Non-linear and Threshold Effects of Synaptic Connectivity on the Correlation Parameter of a System of Two Coupled

Abstract

The influence and effect of connection strength between neurons is difficult to predict in complex networks and a complete and exhaustive analytical theory does not exist because of the extremely non-linearity of neural models, so numerical simulation of complex network are the sole reliable method. Here we devised a minimalistic approach, in which two linked neurons are studied and the role of connection strength between them is made apparent. We found that if the post-synaptic neuron has no external stimuli, correlation remains low until a discontinuity threshold that occurs about w = 0.15 or w = 0.4 depending on the neurons type tested. After the threshold, correlation grows in a quasi-linear trend ending on a plateau, depending again on the neurons type. Testing bursting and non-bursting neurons, we demonstrated that bursts favour better and quicker correlation between the two cells.

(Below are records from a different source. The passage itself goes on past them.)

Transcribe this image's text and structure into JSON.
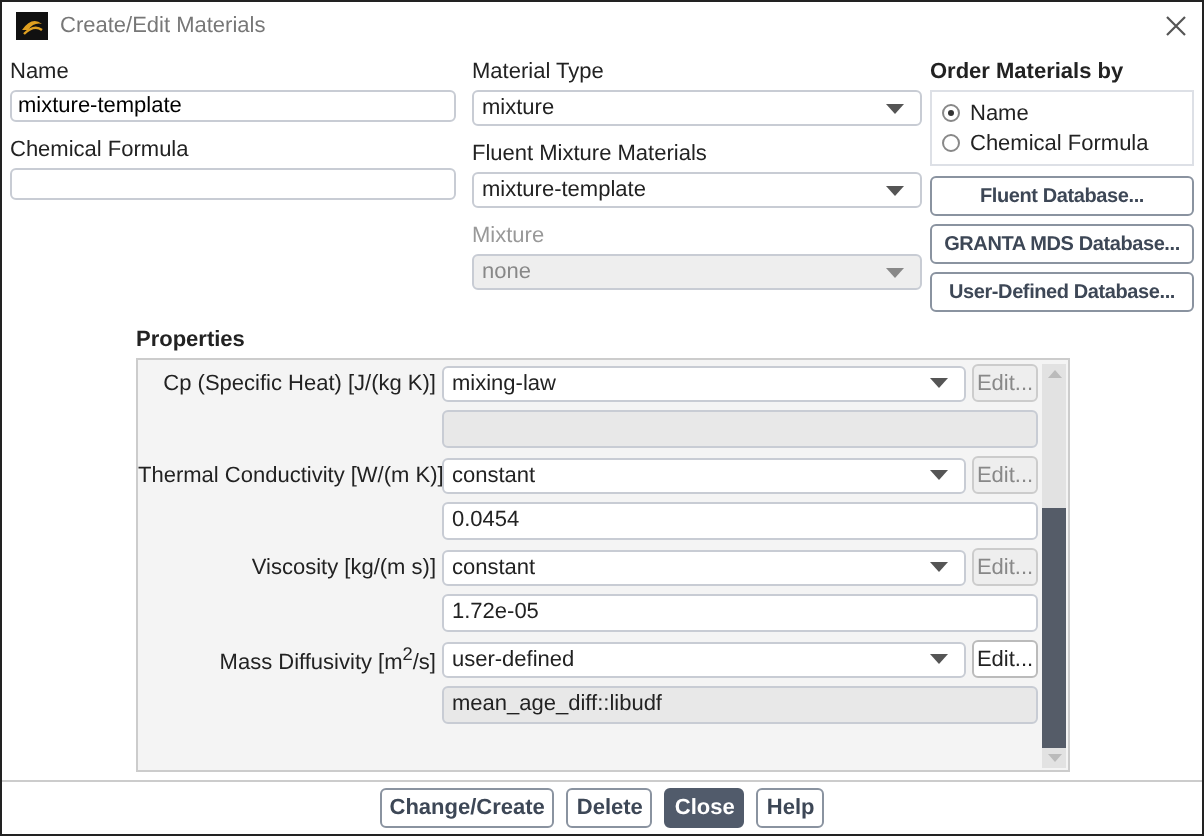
{
  "window": {
    "title": "Create/Edit Materials"
  },
  "name_field": {
    "label": "Name",
    "value": "mixture-template"
  },
  "formula_field": {
    "label": "Chemical Formula"
  },
  "material_type": {
    "label": "Material Type",
    "value": "mixture",
    "disabled": false
  },
  "fluent_materials": {
    "label": "Fluent Mixture Materials",
    "value": "mixture-template",
    "disabled": false
  },
  "mixture": {
    "label": "Mixture",
    "value": "none",
    "disabled": true
  },
  "order_by": {
    "title": "Order Materials by",
    "options": [
      {
        "label": "Name",
        "selected": true
      },
      {
        "label": "Chemical Formula",
        "selected": false
      }
    ]
  },
  "database_buttons": [
    "Fluent Database...",
    "GRANTA MDS Database...",
    "User-Defined Database..."
  ],
  "properties": {
    "title": "Properties",
    "rows": [
      {
        "label": "Cp (Specific Heat) [J/(kg K)]",
        "method": "mixing-law",
        "edit": "Edit...",
        "edit_disabled": true,
        "value_disabled": true
      },
      {
        "label": "Thermal Conductivity [W/(m K)]",
        "method": "constant",
        "edit": "Edit...",
        "edit_disabled": true,
        "value": "0.0454",
        "value_disabled": false
      },
      {
        "label": "Viscosity [kg/(m s)]",
        "method": "constant",
        "edit": "Edit...",
        "edit_disabled": true,
        "value": "1.72e-05",
        "value_disabled": false
      },
      {
        "label": "Mass Diffusivity [m$^{2}$/s]",
        "method": "user-defined",
        "edit": "Edit...",
        "edit_disabled": false,
        "value": "mean_age_diff::libudf",
        "value_disabled": true
      }
    ]
  },
  "buttons": [
    {
      "label": "Change/Create",
      "primary": false
    },
    {
      "label": "Delete",
      "primary": false
    },
    {
      "label": "Close",
      "primary": true
    },
    {
      "label": "Help",
      "primary": false
    }
  ]
}
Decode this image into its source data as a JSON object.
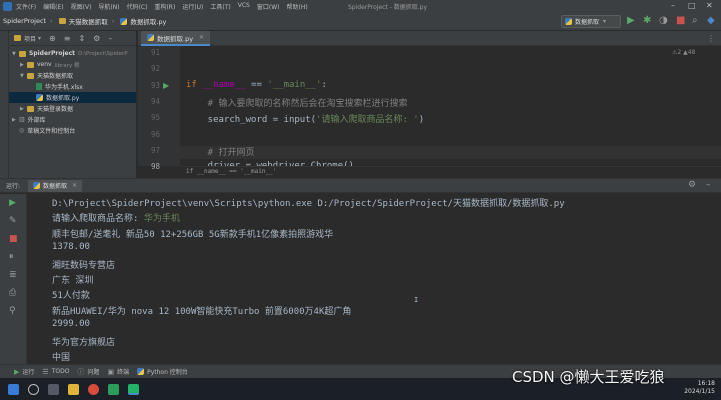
{
  "menu": {
    "items": [
      "文件(F)",
      "编辑(E)",
      "视图(V)",
      "导航(N)",
      "代码(C)",
      "重构(R)",
      "运行(U)",
      "工具(T)",
      "VCS",
      "窗口(W)",
      "帮助(H)"
    ],
    "window_title": "SpiderProject - 数据抓取.py"
  },
  "breadcrumbs": [
    "SpiderProject",
    "天猫数据抓取",
    "数据抓取.py"
  ],
  "run_config": "数据抓取",
  "project_panel": {
    "title": "项目",
    "root": "SpiderProject",
    "root_path": "D:\\Project\\SpiderP",
    "items": [
      {
        "label": "venv",
        "note": "library 根",
        "level": 1
      },
      {
        "label": "天猫数据抓取",
        "level": 1
      },
      {
        "label": "华为手机.xlsx",
        "level": 2
      },
      {
        "label": "数据抓取.py",
        "level": 2,
        "selected": true
      },
      {
        "label": "天猫登录数据",
        "level": 1
      },
      {
        "label": "外部库",
        "level": 0
      },
      {
        "label": "草稿文件和控制台",
        "level": 0
      }
    ]
  },
  "editor": {
    "tab": "数据抓取.py",
    "hint": "⚠2 ▲48",
    "line_numbers": [
      "91",
      "92",
      "93",
      "94",
      "95",
      "96",
      "97",
      "98"
    ],
    "lines": [
      {
        "parts": []
      },
      {
        "parts": []
      },
      {
        "parts": [
          {
            "t": "if ",
            "c": "kw"
          },
          {
            "t": "__name__",
            "c": "dn"
          },
          {
            "t": " == ",
            "c": ""
          },
          {
            "t": "'__main__'",
            "c": "st"
          },
          {
            "t": ":",
            "c": ""
          }
        ]
      },
      {
        "parts": [
          {
            "t": "    # 输入要爬取的名称然后会在淘宝搜索栏进行搜索",
            "c": "cm"
          }
        ]
      },
      {
        "parts": [
          {
            "t": "    search_word = input(",
            "c": ""
          },
          {
            "t": "'请输入爬取商品名称: '",
            "c": "st"
          },
          {
            "t": ")",
            "c": ""
          }
        ]
      },
      {
        "parts": []
      },
      {
        "parts": [
          {
            "t": "    # 打开网页",
            "c": "cm"
          }
        ]
      },
      {
        "parts": [
          {
            "t": "    driver = webdriver.Chrome()",
            "c": ""
          }
        ]
      }
    ],
    "breadcrumb": "if __name__ == '__main__'"
  },
  "run_panel": {
    "label": "运行:",
    "tab": "数据抓取",
    "output": [
      {
        "text": "D:\\Project\\SpiderProject\\venv\\Scripts\\python.exe D:/Project/SpiderProject/天猫数据抓取/数据抓取.py"
      },
      {
        "text": "请输入爬取商品名称: ",
        "input": "华为手机"
      },
      {
        "text": "顺丰包邮/送耄礼 新品50 12+256GB 5G新款手机1亿像素拍照游戏华"
      },
      {
        "text": "1378.00"
      },
      {
        "text": "湘旺数码专营店"
      },
      {
        "text": "广东 深圳"
      },
      {
        "text": "51人付款"
      },
      {
        "text": "新品HUAWEI/华为 nova 12 100W智能快充Turbo 前置6000万4K超广角"
      },
      {
        "text": "2999.00"
      },
      {
        "text": "华为官方旗舰店"
      },
      {
        "text": "中国"
      }
    ]
  },
  "bottom_tabs": [
    "运行",
    "TODO",
    "问题",
    "终端",
    "Python 控制台"
  ],
  "tray": {
    "time": "16:18",
    "date": "2024/1/15"
  },
  "watermark": "CSDN @懒大王爱吃狼"
}
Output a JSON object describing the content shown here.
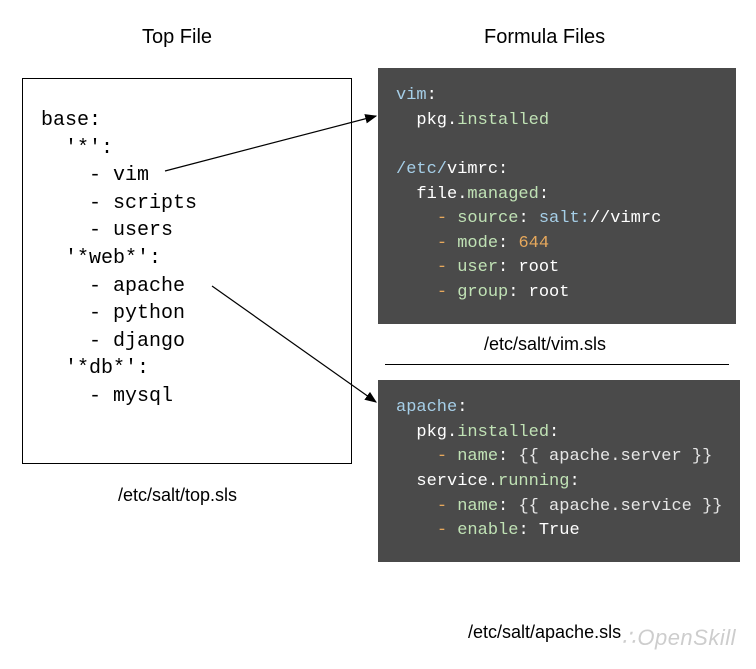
{
  "headings": {
    "left": "Top File",
    "right": "Formula Files"
  },
  "topfile": {
    "caption": "/etc/salt/top.sls",
    "content": {
      "root": "base",
      "targets": [
        {
          "match": "'*'",
          "states": [
            "vim",
            "scripts",
            "users"
          ]
        },
        {
          "match": "'*web*'",
          "states": [
            "apache",
            "python",
            "django"
          ]
        },
        {
          "match": "'*db*'",
          "states": [
            "mysql"
          ]
        }
      ]
    }
  },
  "vim_sls": {
    "path": "/etc/salt/vim.sls",
    "states": {
      "vim": {
        "module": "pkg.installed"
      },
      "/etc/vimrc": {
        "module": "file.managed",
        "args": {
          "source": "salt://vimrc",
          "mode": "644",
          "user": "root",
          "group": "root"
        }
      }
    }
  },
  "apache_sls": {
    "path": "/etc/salt/apache.sls",
    "states": {
      "apache": {
        "pkg.installed": {
          "name": "{{ apache.server }}"
        },
        "service.running": {
          "name": "{{ apache.service }}",
          "enable": "True"
        }
      }
    }
  },
  "watermark": "OpenSkill"
}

In fact in all our tests, a pre-synaptic bursting neuron promote faster correlation against the other type of non-bursting neurons (regular and fast spiking). The presence of a discontinuous dependence of connection strength is a previously known phenomenon, but has been studied here for the first time in controlled and systematic conditions for isolated neuron pairs and for different classes of neurons. When the bursting is stimulating cells in presence of a constant external input, a differentiation between neurons with strong frequency adaptation and other types of cells emerges.